静岡県で物流倉庫を探している方にとって、「どのエリアを選ぶべきか」「何を基準に比較すればいいのか」は切実な問題でしょう。静岡は東名高速・新東名高速のダブルネットワークに加え、清水港や富士山静岡空港を擁する物流の一大拠点です。しかし、その恵まれた立地条件を最大限に活かせるかどうかは、倉庫選びの段階でほぼ決まります。
この記事では、静岡県内の物流倉庫をエリア別に整理し、倉庫を選定する際に見落としがちなポイントやコスト最適化の考え方まで踏み込んで解説します。運送会社との直接契約で中間マージンを削減する方法にも触れていますので、ぜひ最後までご覧ください。
静岡が物流倉庫の拠点として注目される背景

物流倉庫の立地を検討するとき、「なぜ静岡なのか」を数字で押さえておくことが重要です。感覚的に「真ん中だから便利」で済ませてしまうと、後から想定外のコストや配送リードタイムの問題に直面しかねません。
東西をつなぐ交通の要衝という地理的優位性
静岡県は、日本の人口の約7割が集中する東京圏と大阪圏のほぼ中間に位置しています。東名高速道路と新東名高速道路の2本の大動脈が県内を貫いており、東西どちらへのアクセスにも優れている点が最大の強みです。

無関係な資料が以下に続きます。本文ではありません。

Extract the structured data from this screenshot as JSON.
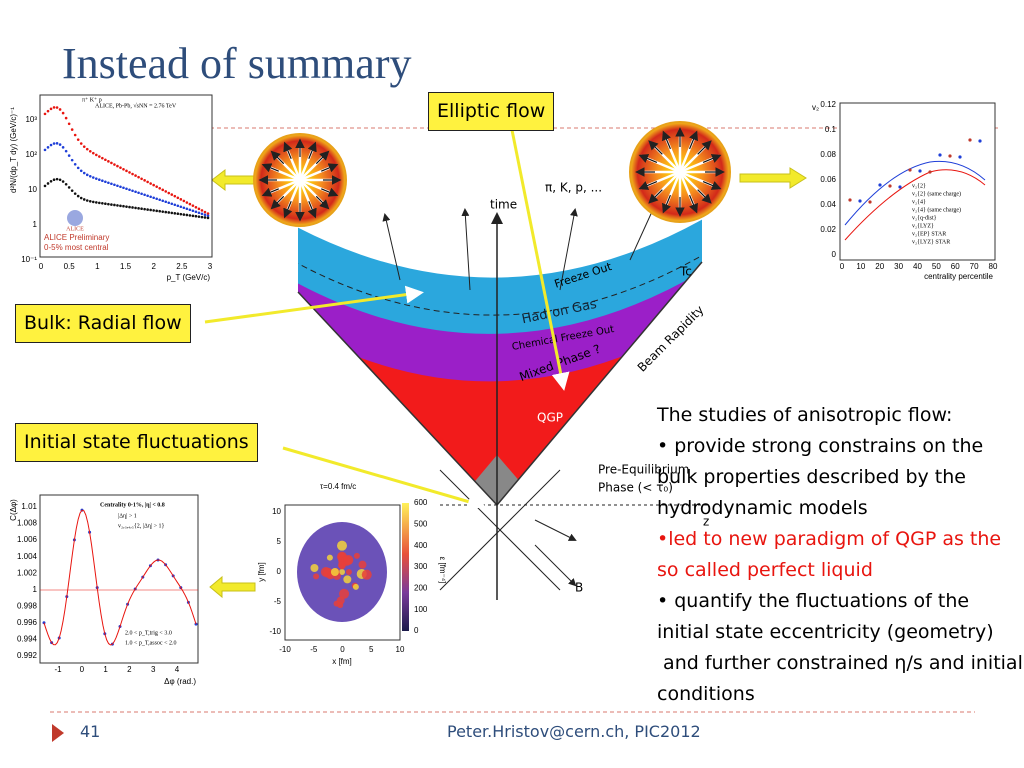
{
  "title": "Instead of summary",
  "callouts": [
    "Elliptic flow",
    "Bulk: Radial flow",
    "Initial state fluctuations"
  ],
  "text_block": {
    "heading": "The studies of anisotropic flow:",
    "bullets": [
      {
        "text": "• provide strong constrains on the bulk properties described by the hydrodynamic models",
        "color": "#000000"
      },
      {
        "text": "•led to new paradigm of QGP as the so called perfect liquid",
        "color": "#e8150f"
      },
      {
        "text": "• quantify the fluctuations of the initial state eccentricity (geometry)",
        "color": "#000000"
      },
      {
        "text": " and further constrained η/s and initial conditions",
        "color": "#000000"
      }
    ]
  },
  "diagram": {
    "labels": [
      "time",
      "π, K, p, ...",
      "Freeze Out",
      "Hadron Gas",
      "Chemical Freeze Out",
      "Mixed Phase ?",
      "QGP",
      "Beam Rapidity",
      "Pre-Equilibrium",
      "Phase (< τ₀)",
      "z",
      "B",
      "Tc"
    ]
  },
  "spectrum_plot": {
    "y_label": "d²N/(dp_T dy) (GeV/c)⁻¹",
    "x_label": "p_T (GeV/c)",
    "legend_species": "π⁺ K⁺ p",
    "legend": "ALICE, Pb-Pb, √sNN = 2.76 TeV",
    "notes": [
      "ALICE Preliminary",
      "0-5% most central"
    ],
    "logo": "ALICE",
    "xticks": [
      "0",
      "0.5",
      "1",
      "1.5",
      "2",
      "2.5",
      "3"
    ],
    "yticks": [
      "10³",
      "10²",
      "10",
      "1",
      "10⁻¹"
    ]
  },
  "v2_plot": {
    "y_label": "v₂",
    "x_label": "centrality percentile",
    "xticks": [
      "0",
      "10",
      "20",
      "30",
      "40",
      "50",
      "60",
      "70",
      "80"
    ],
    "yticks": [
      "0",
      "0.02",
      "0.04",
      "0.06",
      "0.08",
      "0.1",
      "0.12"
    ],
    "legend": [
      "v₂{2}",
      "v₂{2} (same charge)",
      "v₂{4}",
      "v₂{4} (same charge)",
      "v₂{q-dist}",
      "v₂{LYZ}",
      "v₂{EP} STAR",
      "v₂{LYZ} STAR"
    ]
  },
  "correlation_plot": {
    "y_label": "C(Δφ)",
    "x_label": "Δφ (rad.)",
    "title": "Centrality 0-1%, |η| < 0.8",
    "legend": [
      "|Δη| > 1",
      "v₂,₃,₄,₅{2, |Δη| > 1}"
    ],
    "notes": [
      "2.0 < p_T,trig < 3.0",
      "1.0 < p_T,assoc < 2.0"
    ],
    "xticks": [
      "-1",
      "0",
      "1",
      "2",
      "3",
      "4"
    ],
    "yticks": [
      "1.01",
      "1.008",
      "1.006",
      "1.004",
      "1.002",
      "1",
      "0.998",
      "0.996",
      "0.994",
      "0.992"
    ]
  },
  "fluct_map": {
    "title": "τ=0.4 fm/c",
    "x_label": "x [fm]",
    "y_label": "y [fm]",
    "z_label": "ε [fm⁻⁴]",
    "xticks": [
      "-10",
      "-5",
      "0",
      "5",
      "10"
    ],
    "yticks": [
      "10",
      "5",
      "0",
      "-5",
      "-10"
    ],
    "zticks": [
      "600",
      "500",
      "400",
      "300",
      "200",
      "100",
      "0"
    ]
  },
  "footer": {
    "page": "41",
    "credit": "Peter.Hristov@cern.ch, PIC2012"
  }
}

特に2021年に全線開通した中部横断自動車道によって、新清水ICから山梨県の双葉JCTまでが直結しました。静岡市の企業立地ナビでも「物流攻略拠点」として静岡を位置づけているように、南北方向のアクセスも飛躍的に改善されています。甲信越エリアや北関東への配送ルートが新たに開けたことで、静岡の物流拠点としての価値は従来よりも格段に高まりました。
清水港と富士山静岡空港が生む複合輸送の選択肢
陸路だけでなく、海路・空路の選択肢がある点も静岡の大きなアドバンテージです。清水港は国際コンテナ航路を持ち、新興津国際物流センターが整備されたことで、輸入貨物を県内の倉庫で直接受け入れる体制が構築されています。保税倉庫を完備した物流会社も県内に複数あり、通関から保管・国内配送までをワンストップで処理できる環境が整っています。

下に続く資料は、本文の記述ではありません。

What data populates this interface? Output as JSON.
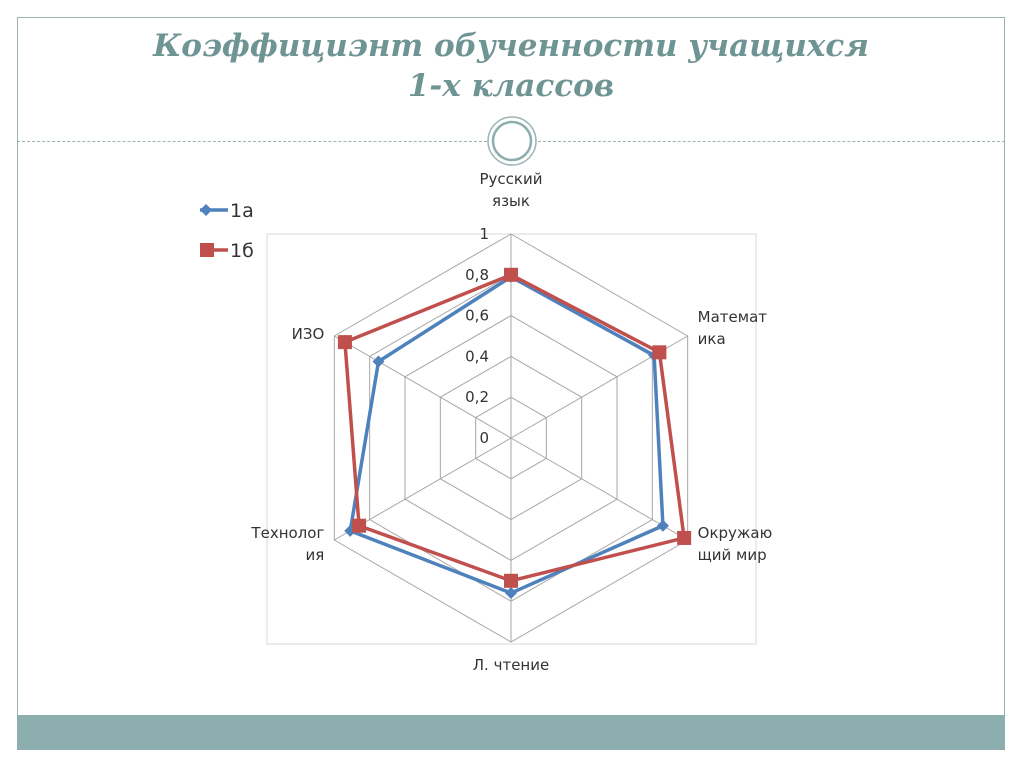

富士山静岡空港は東アジアへの定期便を運航しており、リードタイムを重視する貨物には空路という選択肢も取れるでしょう。陸・海・空の3モードを組み合わせた複合輸送を設計できることが、他県の物流拠点にはない静岡ならではの柔軟性といえます。
静岡県内の物流倉庫エリア別ガイド

「静岡県」とひとくちに言っても、東西に約155kmと広大な県域を持つため、エリアごとに物流特性は大きく異なります。倉庫を選ぶ際は、自社の配送先と照らし合わせてエリアを絞り込むことが第一歩になるでしょう。
東部エリア(沼津・富士・三島)
沼津IC・富士IC周辺は、首都圏への配送を重視する企業に適した立地です。東名高速で東京まで約1時間半、新東名を利用すれば渋滞リスクも分散できます。名正運輸のように沼津に営業所を構え、伊豆方面や神奈川方面、さらには山梨方面までカバーする物流事業者が複数展開しています。
このエリアの特徴は、首都圏向けの当日・翌日配送が組みやすい点にあります。関東圏の配送センターが手狭になった企業が、コストを抑えつつ配送品質を維持できるサテライト拠点として東部エリアを選ぶケースが増えているのも頷けます。
中部エリア(静岡・藤枝・焼津)
県の中心部にあたる静岡・藤枝・焼津エリアは、東西どちらにもバランスよくアクセスできる万能型の立地です。清水港に近いため、輸入貨物を扱う企業にとっては保管と国内配送の両面で効率が良いエリアといえるでしょう。
バンスポートのように藤枝を拠点として食品物流に特化し、温湿度管理や衛生管理を徹底した専門倉庫を運営する事業者もこのエリアに集中しています。食品・飲料メーカーや自動車部品メーカーなど、温度管理や品質管理が厳格に求められる業種にとっては、中部エリアの倉庫インフラの充実度は見逃せないポイントです。
西部エリア(浜松・磐田・掛川・牧之原)
西部エリアは中京圏・関西圏への配送に強みを持ちます。浜松ICや磐田ICを起点に、名古屋まで約1時間半、大阪まで約3時間半のアクセスが可能です。
山岸運送グループのように島田市を拠点として静岡県全域の共同配送網を構築し、長野方面や静岡中部への配送事例を持つ事業者も西部寄りに拠点を置いています。西部エリアは製造業が盛んな地域でもあるため、工場直結型の倉庫や部品のジャストインタイム供給に対応した物流センターの需要が根強い傾向があります。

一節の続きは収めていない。